В сознании респондентов субъект вины – исключительно Германия («они нам все расколошматили»), а размер компенсаций – неадекватен причиненному ущербу. Проблемы последующей социальной адаптации вернувшихся домой со стигмой «пособника врага» подверстаны, вменены по умолчанию в вину тем, кто платит. В отсутствие внятного нарратива об индивидуальной и коллективной вине выплаты утрачивают свою привязку к смыслам, подпитывающим компенсацию на символическом уровне. Цель выплат не очевидна, и материальные проблемы, решаемые с их помощью, нескончаемы.
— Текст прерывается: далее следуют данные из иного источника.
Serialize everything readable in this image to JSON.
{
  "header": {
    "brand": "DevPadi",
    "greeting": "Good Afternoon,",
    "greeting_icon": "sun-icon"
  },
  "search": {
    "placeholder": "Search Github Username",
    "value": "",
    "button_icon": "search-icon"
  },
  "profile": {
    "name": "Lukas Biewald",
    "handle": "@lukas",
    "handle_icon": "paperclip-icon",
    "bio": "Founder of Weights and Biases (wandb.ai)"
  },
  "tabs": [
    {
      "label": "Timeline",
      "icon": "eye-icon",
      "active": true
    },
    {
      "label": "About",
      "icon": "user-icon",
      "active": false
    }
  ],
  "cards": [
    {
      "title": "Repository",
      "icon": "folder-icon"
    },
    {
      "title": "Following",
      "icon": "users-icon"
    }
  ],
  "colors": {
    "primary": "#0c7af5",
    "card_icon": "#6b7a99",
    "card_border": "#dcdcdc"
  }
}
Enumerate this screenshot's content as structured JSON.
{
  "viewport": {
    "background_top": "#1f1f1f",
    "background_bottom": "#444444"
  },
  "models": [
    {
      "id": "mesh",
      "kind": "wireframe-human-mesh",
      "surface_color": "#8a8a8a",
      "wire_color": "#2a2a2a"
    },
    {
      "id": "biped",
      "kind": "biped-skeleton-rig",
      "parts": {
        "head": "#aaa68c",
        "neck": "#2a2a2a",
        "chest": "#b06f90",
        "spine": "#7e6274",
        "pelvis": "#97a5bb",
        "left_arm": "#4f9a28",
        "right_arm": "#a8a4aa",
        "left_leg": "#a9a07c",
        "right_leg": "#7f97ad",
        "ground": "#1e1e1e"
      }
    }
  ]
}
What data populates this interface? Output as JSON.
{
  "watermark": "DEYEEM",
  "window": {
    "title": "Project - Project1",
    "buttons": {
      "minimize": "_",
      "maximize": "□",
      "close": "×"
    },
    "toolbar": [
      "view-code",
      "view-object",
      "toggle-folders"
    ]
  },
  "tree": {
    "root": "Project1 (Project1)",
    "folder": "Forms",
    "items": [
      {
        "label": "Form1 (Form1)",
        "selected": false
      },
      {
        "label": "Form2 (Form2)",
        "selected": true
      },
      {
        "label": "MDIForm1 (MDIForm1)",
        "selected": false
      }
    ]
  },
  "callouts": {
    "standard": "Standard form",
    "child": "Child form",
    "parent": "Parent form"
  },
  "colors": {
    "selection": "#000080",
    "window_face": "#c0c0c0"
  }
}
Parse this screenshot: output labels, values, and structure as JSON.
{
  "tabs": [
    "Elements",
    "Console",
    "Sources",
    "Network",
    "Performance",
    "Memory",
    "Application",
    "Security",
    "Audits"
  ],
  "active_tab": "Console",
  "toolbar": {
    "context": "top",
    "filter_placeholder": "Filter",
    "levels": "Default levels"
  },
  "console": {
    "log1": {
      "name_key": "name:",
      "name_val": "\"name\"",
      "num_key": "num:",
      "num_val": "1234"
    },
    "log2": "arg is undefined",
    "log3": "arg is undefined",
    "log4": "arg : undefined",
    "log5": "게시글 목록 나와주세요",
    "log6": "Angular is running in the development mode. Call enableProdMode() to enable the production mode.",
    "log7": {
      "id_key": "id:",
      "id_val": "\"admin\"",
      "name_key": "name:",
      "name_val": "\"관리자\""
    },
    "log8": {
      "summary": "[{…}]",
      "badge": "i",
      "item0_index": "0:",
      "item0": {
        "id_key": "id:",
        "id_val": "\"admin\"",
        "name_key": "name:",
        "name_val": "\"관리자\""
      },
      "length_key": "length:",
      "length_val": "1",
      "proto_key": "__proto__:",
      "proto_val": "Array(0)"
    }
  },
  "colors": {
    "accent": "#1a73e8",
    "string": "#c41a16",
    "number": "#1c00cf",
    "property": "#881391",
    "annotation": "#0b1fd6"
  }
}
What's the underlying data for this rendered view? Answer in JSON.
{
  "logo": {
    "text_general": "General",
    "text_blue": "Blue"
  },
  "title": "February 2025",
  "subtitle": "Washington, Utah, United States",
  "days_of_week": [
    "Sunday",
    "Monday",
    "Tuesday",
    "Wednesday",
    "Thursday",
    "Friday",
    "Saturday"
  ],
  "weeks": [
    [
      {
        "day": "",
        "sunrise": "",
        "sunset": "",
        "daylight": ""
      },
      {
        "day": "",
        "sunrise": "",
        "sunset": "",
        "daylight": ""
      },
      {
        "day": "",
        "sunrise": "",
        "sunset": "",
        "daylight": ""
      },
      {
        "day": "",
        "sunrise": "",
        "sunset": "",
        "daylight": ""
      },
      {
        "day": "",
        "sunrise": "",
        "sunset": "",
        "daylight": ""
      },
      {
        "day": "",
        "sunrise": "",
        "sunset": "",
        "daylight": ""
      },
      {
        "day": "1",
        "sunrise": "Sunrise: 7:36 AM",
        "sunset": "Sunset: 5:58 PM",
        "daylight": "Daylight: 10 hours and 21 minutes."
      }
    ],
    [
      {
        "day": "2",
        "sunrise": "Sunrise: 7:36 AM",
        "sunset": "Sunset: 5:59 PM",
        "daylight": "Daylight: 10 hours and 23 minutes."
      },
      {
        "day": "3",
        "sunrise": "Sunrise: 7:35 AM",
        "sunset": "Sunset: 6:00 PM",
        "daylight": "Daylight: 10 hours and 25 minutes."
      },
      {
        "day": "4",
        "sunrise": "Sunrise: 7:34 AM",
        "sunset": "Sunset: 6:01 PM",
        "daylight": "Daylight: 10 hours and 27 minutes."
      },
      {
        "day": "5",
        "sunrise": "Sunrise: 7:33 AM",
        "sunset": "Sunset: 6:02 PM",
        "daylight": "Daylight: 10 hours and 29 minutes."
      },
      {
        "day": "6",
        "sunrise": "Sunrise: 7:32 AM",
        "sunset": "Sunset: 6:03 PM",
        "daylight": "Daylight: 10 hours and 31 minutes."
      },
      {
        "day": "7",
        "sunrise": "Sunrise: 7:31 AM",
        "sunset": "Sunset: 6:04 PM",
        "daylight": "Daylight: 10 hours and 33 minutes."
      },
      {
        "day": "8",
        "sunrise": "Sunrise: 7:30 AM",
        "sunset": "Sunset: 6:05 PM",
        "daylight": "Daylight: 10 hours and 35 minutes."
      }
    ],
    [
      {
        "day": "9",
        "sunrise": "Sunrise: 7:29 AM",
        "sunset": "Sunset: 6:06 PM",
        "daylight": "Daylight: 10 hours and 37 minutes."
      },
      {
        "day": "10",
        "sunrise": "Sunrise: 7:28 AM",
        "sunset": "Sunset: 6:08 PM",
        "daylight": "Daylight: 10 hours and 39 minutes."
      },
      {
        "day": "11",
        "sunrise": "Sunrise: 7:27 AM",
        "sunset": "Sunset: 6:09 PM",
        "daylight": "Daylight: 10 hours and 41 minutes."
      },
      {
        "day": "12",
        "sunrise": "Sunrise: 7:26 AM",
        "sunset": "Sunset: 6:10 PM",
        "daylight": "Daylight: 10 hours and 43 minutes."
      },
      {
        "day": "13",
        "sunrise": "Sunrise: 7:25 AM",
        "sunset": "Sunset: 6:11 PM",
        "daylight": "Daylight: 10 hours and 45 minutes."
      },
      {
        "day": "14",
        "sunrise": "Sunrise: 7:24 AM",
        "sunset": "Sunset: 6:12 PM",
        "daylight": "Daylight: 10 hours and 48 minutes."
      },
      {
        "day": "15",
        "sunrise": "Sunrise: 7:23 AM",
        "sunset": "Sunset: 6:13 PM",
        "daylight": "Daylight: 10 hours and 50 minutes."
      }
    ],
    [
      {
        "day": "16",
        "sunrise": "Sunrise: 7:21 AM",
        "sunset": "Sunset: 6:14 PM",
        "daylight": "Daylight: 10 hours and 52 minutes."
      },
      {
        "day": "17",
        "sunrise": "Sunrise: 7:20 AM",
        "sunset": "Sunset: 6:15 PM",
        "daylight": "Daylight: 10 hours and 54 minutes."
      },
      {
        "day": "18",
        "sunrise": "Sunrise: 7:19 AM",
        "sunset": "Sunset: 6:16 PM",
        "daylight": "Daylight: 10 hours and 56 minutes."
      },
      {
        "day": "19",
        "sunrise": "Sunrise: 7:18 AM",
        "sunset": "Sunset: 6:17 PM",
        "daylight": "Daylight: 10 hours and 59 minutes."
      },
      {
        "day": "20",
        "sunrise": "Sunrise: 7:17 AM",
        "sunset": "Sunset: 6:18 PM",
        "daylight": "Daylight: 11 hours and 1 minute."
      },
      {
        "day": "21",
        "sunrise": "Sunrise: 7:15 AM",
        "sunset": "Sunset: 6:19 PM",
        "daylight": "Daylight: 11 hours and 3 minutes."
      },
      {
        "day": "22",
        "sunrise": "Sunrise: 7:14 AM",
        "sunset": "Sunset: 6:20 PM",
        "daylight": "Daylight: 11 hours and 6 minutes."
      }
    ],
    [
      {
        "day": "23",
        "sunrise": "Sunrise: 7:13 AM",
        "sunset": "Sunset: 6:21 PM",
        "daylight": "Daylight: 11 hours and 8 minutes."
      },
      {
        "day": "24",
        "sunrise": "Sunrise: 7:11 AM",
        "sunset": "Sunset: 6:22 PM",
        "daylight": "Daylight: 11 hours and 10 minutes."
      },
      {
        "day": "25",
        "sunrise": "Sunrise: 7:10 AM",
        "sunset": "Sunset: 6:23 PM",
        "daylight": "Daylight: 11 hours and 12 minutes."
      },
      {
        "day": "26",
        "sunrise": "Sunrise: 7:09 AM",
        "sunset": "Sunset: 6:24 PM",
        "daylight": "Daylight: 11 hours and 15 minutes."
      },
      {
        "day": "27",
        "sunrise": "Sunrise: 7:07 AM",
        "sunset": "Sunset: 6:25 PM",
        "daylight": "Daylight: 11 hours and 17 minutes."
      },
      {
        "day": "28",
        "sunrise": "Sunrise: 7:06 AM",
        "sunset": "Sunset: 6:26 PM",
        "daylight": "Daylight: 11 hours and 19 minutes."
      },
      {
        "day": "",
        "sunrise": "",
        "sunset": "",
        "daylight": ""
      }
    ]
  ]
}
Основная причина такого положения вещей, на наш взгляд, заключается в том, что дискурсивное пространство компенсационных выплат, сформированное в немецком обществе многолетними публичными дискуссиями и судебными разбирательствами против концернов, которые использовали во время войны подневольный труд, являлось неотъемлемой частью сложного процесса избывания национальной вины и не могло быть содержательно перенесено в наш, отечественный контекст. Дискурсивное обнаружение категории остарбайтеров, произошедшее в ходе кампании выплат, не стало поводом к превращению историй этих людей в документы жизни – во всяком случае, на публичном уровне.

* * *

Рассказы остарбайтеров, положенные в основу статьи, темпорально отражают процесс превращения историй в документы жизни. Пазл из биографических событий, как неоднократно проговоренных, так и умалчивавшихся десятилетиями, собирается в пространстве нарратива, несущего на себе следы композиционных усилий, фильтрации, фрагментации и т. д. Будучи ответом на вызовы социального времени и места, эта работа, ведущаяся на стыке жанровых особенностей коллективного и индивидуального нарратива, позволяет понять, каковы способы донесения пережитого, но девиантного опыта, как осуществляется «ремонт» биографий с целью приближения их к легитимному образцу документов жизни. Эмпирически обнаруженные адаптационные стратегии (нормализация, анонимизация, компенсация, гиперкомпенсация) в биографиях рассказчиков объединяет девальвация прожитого, его задокументированная нелегитимность. Но именно эти обстоятельства придают историям жизни остарбайтеров характер документов эпохи и, в определенном смысле, документов жизни.